PAGNY-SUR-MOSELLE (France / Meurthe-et-Moselle) - "Je croyais que j'en prendrai plein la tête": le visage fermé et les traits tirés, l'ex-otage français Alexandre Berceaux a raconté le cauchemar vécu pendant près de 40 heures sur le site gazier d'In Amenas, avant sa libération par les militaires algériens, d'abord confondus avec les assaillants.
D'ordinaire "expansif", selon le mot de son père, l'ancien captif donne l'image d'un homme brisé ce dimanche devant la presse, venue écouter son récit à Pagny-sur-Moselle, le village de ses parents en Meurthe-et-Moselle.
Emmitouflé dans une épaisse parka noire et le visage caché sous une capuche, il brise le silence qui a accompagné son entrée dans la salle de presse en avouant que "c'est encore dur" et que "tout est difficile", car "c'était horrible".
Mais au fil des questions, il se lance dans un récit parcellaire de deux jours d'angoisse intenses, avec des "hauts et des bas". Dans un camp jouxtant la base de vie, où a eu lieu la prise d'otage, il a traversé une longue attente, caché sous son lit dans une chambre en préfabriqué.
"J'ai entendu des tirs à quelques mètres", raconte l'homme pour qui "tout a été difficile: se cacher, entendre les bruits"... Il se souvient de tirs toute la journée, de nuits plus calmes "mais c'était long, très long et froid".
Le calvaire a commencé par les "alarmes qui ont retenti" très tôt mercredi matin. Personne ne comprend alors ce qu'il se passe. "On n'en avait aucune idée", se souvient le Français, qui ne s'était jamais senti menacé depuis son arrivée sur le site gazier du Sahara algérien, un an plus tôt.
Il aura pourtant l'intuition de se cacher, et de dissimuler son passeport.
"Pour cacher qui j'étais", explique-t-il.
D'abord convaincu que "tout le monde était en danger" car "ça tirait
partout", il réalise que les assaillants ciblent les expatriés.
Le premier jour, il communique par SMS avec sa famille et d'autres otages,
jusqu'à ce que la batterie de l'antenne ne se vide, coupant les liaisons
téléphoniques.
Des Algériens lui apprennent alors que la situation part "en vrille".
Certains prennent même "des risques énormes pour me ravitailler". Mais
Alexandre Berceaux mange peu, ne sachant pas combien de temps il devra rester
caché.
"Si j'étais sorti plus tôt, j'en aurais peut-être pris une (balle, ndrl)

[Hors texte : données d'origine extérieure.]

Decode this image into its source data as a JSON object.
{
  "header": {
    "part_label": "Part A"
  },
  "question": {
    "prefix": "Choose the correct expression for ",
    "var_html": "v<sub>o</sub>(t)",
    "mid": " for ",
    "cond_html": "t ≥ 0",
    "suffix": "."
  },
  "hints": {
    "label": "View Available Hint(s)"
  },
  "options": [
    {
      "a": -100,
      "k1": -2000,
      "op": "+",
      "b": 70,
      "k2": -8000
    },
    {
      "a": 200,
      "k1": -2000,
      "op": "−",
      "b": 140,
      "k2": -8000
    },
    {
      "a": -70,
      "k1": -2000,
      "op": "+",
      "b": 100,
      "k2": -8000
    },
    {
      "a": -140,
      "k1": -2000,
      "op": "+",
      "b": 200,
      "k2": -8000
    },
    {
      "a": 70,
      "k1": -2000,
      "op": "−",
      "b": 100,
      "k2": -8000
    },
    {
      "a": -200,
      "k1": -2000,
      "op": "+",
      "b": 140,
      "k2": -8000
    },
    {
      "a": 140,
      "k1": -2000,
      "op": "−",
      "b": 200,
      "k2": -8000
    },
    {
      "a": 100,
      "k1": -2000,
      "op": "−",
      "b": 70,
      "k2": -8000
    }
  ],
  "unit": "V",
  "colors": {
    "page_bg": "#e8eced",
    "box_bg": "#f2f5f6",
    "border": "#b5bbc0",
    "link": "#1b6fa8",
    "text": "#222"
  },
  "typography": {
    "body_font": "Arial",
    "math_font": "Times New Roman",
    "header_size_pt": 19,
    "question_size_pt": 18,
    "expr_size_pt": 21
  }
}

dans la tête", lance-t-il.
Et quand les soldats algériens arrivent pour le libérer jeudi soir, il a
pensé que "c'était fini". "Je ne savais pas que c'était eux", déclare-t-il, en
évoquant les forces spéciales algériennes venues lui porter secours.
A l'aéroport d'In Amenas, il sera ensuite pris en charge par des soldats
américains, qui "ont été extraordinaires. A partir de là, on sentait que ça
allait être mieux", se rappelle-t-il. Ce sont eux qui l'ont transporté par
avion jusqu'à une base militaire près de Catane, en Sicile.
Après ce récit d'une quinzaine de minutes, le jeune homme est reparti,
supporté par son père qui souhaite désormais que son fils se reconstruise. "On
n'en parle plus maintenant", a-t-il lâché aux journalistes.